A Tram in Moorland Raod, Burslem

This picture of a tram outside The Wedgwood Big House, on Moorland Road Burslem, was taken by my Grandad, W. T. Vickers.


I still have the original plate glass negitive and Grandad wrote on it, in pencil, that it was taken in 1925. I don’t know the exact date, but it was 1.30pm according to the Town Hall clock.
This is now 100 years ago and Grandad would have been 18 years old when he took it!
The picture has been published many times both in print and online, but it was first printed in Ernest Warrilow’s famous book “A Sociological History of Stoke-on-Trent” in 1960.
The first image is one I scanned directly from the negitive a few years ago and is a better scan than Hanley Library took not long after Grandad died. This one has been floating around online for a while now (hence the watermark on mine as people don’t credit Grandad).


The second image is a scan of a print I have that is hanging on my wall. This was printed in 1948 and I found it in a bundle of prints Grandad had done but not displayed. The print has a different feel as it’s sepia.
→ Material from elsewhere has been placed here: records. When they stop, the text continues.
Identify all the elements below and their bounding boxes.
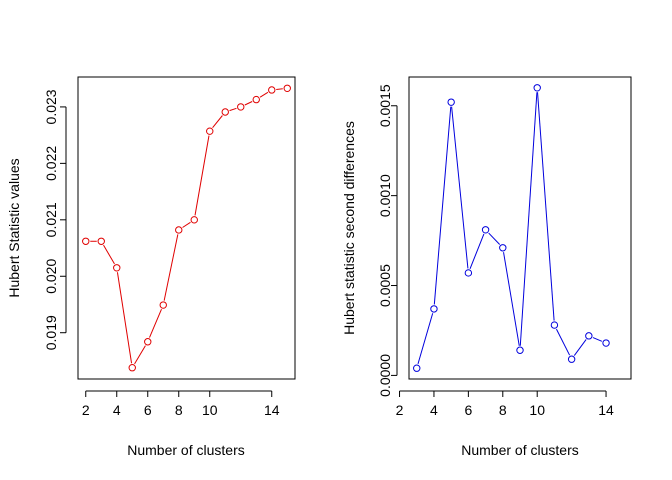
y-axis: 0.0000 0.0005 0.0010 0.0015 [377,84,398,397]
data-point [585,332,593,340]
data-point [252,95,260,104]
series-segment [149,309,162,338]
x-axis-title: Number of clusters [461,442,578,458]
series-segment [134,345,146,365]
series-group [413,84,610,372]
data-point [567,355,576,363]
x-axis: 2 4 6 8 10 14 [82,390,280,418]
series-segment [276,88,283,90]
data-point [550,321,559,329]
x-tick-label: 6 [464,402,472,418]
y-axis-title: Hubert statistic second differences [341,121,357,335]
series-segment [451,106,469,269]
data-point [430,305,438,313]
series-segment [212,115,223,129]
series-segment [103,244,115,265]
y-tick-label: 0.0005 [377,264,393,307]
series-segment [163,234,179,301]
series-segment [433,106,452,305]
series-segment [229,107,237,112]
data-point [602,339,610,347]
data-point [499,244,507,252]
x-axis-title: Number of clusters [127,442,244,458]
series-segment [194,135,210,216]
x-tick-label: 10 [202,402,218,418]
x-tick-label: 8 [175,402,183,418]
series-segment [537,92,555,321]
x-tick-label: 4 [113,402,121,418]
y-tick-label: 0.0010 [377,174,393,217]
series-segment [573,339,587,356]
second-differences-panel: 2 4 6 8 10 14 0.0000 0.0005 0.0010 0.0015 Number… [341,76,632,458]
series-segment [469,233,485,269]
series-segment [503,252,520,346]
data-point [144,338,152,346]
x-axis: 2 4 6 8 10 14 [396,390,614,418]
y-tick-label: 0.019 [43,315,59,350]
series-segment [555,328,571,356]
x-tick-label: 14 [598,402,614,418]
data-point [516,346,524,354]
y-tick-label: 0.0015 [377,84,393,127]
series-segment [182,221,191,228]
x-tick-label: 10 [529,402,545,418]
x-tick-label: 14 [264,402,280,418]
y-axis-title: Hubert Statistic values [6,158,22,297]
data-point [283,84,291,92]
series-segment [519,92,538,346]
data-point [221,108,229,116]
plot-box [77,76,296,380]
series-segment [488,232,501,245]
data-point [175,226,183,234]
hubert-statistic-panel: 2 4 6 8 10 14 0.019 0.020 0.021 0.022 0.023 Numbe… [6,76,296,458]
x-tick-label: 2 [396,402,404,418]
data-point [237,103,245,111]
series-segment [116,272,133,364]
series-segment [417,313,434,365]
series-segment [592,337,603,342]
data-point [481,226,490,234]
y-tick-label: 0.020 [43,259,59,294]
x-tick-label: 4 [430,402,438,418]
y-axis: 0.019 0.020 0.021 0.022 0.023 [43,89,67,350]
data-point [97,237,105,245]
data-point [113,264,121,272]
y-tick-label: 0.0000 [377,354,393,397]
data-point [190,216,198,224]
data-point [268,86,276,94]
data-point [128,364,136,372]
data-point [464,269,473,277]
y-tick-label: 0.022 [43,146,59,181]
series-segment [259,91,269,98]
data-point [447,98,455,106]
x-tick-label: 2 [82,402,90,418]
y-tick-label: 0.023 [43,89,59,124]
data-point [82,237,90,245]
data-point [159,301,167,309]
plot-box [408,76,632,380]
series-group [82,84,291,372]
series-segment [244,101,253,106]
x-tick-label: 6 [144,402,152,418]
data-point [206,127,214,135]
data-point [413,364,421,372]
data-point [533,84,541,92]
y-tick-label: 0.021 [43,202,59,237]
x-tick-label: 8 [499,402,507,418]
The last one is an AI generated one I found recently on Facebook. I think it’s from the Hanley Library scan. If you look closely, you can see that the AI has screwed up a bit! It’s having issues with the spelling of “Andrews”, there is a second, vertical trolley pole at the front that has appeared and the middle window seems to disappear!
I think it’s amazing such a clear and well detailed photograph was taken 100 years ago by my then 18 year old Grandad. It wasn’t all point and shoot in those days!
I have no idea why he took this, as this is the only photo of a tram, that I know of, that he took (if you exclude the one in the background).
The Potteries Electric Traction Company’s trams ran for another three years until they were withdrawn in July 1928. The PET continued as Potteries Motor Traction, PMT, First Potteries and now First Bus.